“You can’t wait for inspiration. You have to go after it with a club.”
I’ve received many questions as of late asking, in essence, what it is that I consider to be the proper method and duration for an adequate warm-up. The truth of the matter is that — like the workout methodology itself — there is no one-size-fits-all, correct answer. There are, however, a couple of basic, all-encompassing statements I can make about a proper warm-up, and those would be:
(1) make the warm-up ballistic and/or dynamic in nature, (2) make it intense enough, and of a long enough duration (but not longer), so that you’re primed (CNS and muscle/ligament structure) and ready for the actual meat of the workout, and (3) I’d much rather see someone go a little overboard on the warmup than to short-change the endeavor. Take it from someone who is (your choice) either (a) hard-headed or (b) just plain dim-witted enough to have made this mistake (and more than once, I hate to admit); just about every sporting injury I’ve suffered since my actual on-the-field days can be traced back to a poor warm-up prior to the injury.

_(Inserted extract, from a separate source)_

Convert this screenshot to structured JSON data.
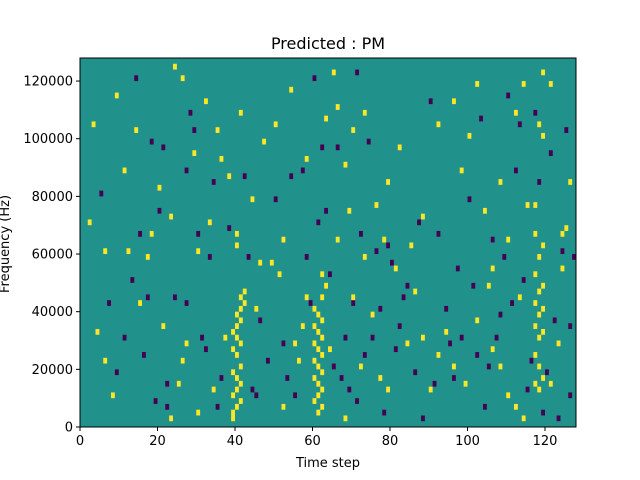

That said, when the warm-up is completed, your body ought to be primed to explode, and this includes the central nervous system. Long, slow and passive stretching is no way to accomplish this task, as this type of stretching actually blunts the body’s speed/power response — the antithesis of what you want prior to hitting it hard and heavy in the gym or on the field or track. Reserve static stretching, if you still wish to incorporate it, into the cool-down session. I believe that yoga and yoga-like stretching is a fabulous workout in and of itself, and can be a useful augmentation to a successful power-oriented, exercise program at certain distinct points within the overall marocycle (or even a stand-alone program in the right circumstance). These types of movements are not, however, good lead-in’s to a dynamic, power-oriented session. A skilled carpenter chooses the correct tool for each particular application, and methodology-matching for various training applications is no different.
I can tell you this: I don’t spend an inordinate amount of time warming up. The fact that I don’t have the luxury of extra time to spend dilly-dallying has much to do with this. The other thing is that I don’t particularly like to spend much time warming-up; I’d rather get to “the good stuff” as soon as possible. Another thing I can tell you is that I’m not one to “ease” into my warmup, even prior to my early morning workout sessions. For example, most mornings the first thing I do at the gym is alternating 20 meter skips and sprints. The only “ease in” I incorporate is that I begin at about a 3/4 effort for the first 2 or 3 efforts. After that, it’s full throttle, game-on. In fact, many have mentioned to me things along the line of “damn, man — don’tcha warm-up before your workout?” Uhh, well, this is my warm-up…
Now, while I might not have the luxury of time, I do have the luxury of a 200 meter (roughly) indoor track at my facility, so the bulk of my warm-up, even prior to a weight session, is comprised of short sprints, skips, lunges, ballistic toe-touching and such. Usually, I’ll throw in a few reps and varieties of power pull-ups as well. Check out this video clip from Mike Young of EliteTrack, as he talks about a lot of the stuff that I like to incorporate into my own warm-up sessions. These are the kinds of warmup exercise I do directly out of the chute, even on those before-the-ass-crack-of-dawn sessions. Also, Mike has an informative companion article, here. Then, if my session involves hitting the weights, I’ll perform a round or two of the Bergener Warm-up. From there, I might do a round or two of my actual workout for the day, building up to my working weight for that particular session’s exercises. I can tell you that, as a rough gauge, my warm-ups, even on the coldest of days, rarely last longer than 15 minutes or so. I am, however, in constant motion during that time.
Curious as to how a world class sprinter goes about warming-up prior to a working session? Well, here are a couple of video clips of Asafa Powell and Powell’s (and the MVP club of Jamaica) coach, Steven Francis going through a pre-workout warmup routine. Notice how none of the sprinters in these clips would necessarily be considered outlandishly flexible. I think there is most deffinately a point of diminished returns when it comes to flexibility and speed and/or strength. Also note that “flexibility”, per se, is not the point of the warmup routine — properly priming the CNS, musculature, ligaments and supporting structure, along with increasing the body’s core temperature (and an increased heartrate) is the focus and only goal of the pre-workout warmup.
…and part 2
And you certainly don’t have to have an indoor track available to perform an adequate warm-up. Just be creative, with exercises such as the Russian Lunge Scissor Jump, for example, are great ways to warm-up. The take home point here is that the pre-workout warmup ought to be ballistic manner, and challenging enough to prime your CNS and raise your core temperature; cool down, if you wish (I don’t, but that’s just my preference) with whatever passive stretching you feel you need.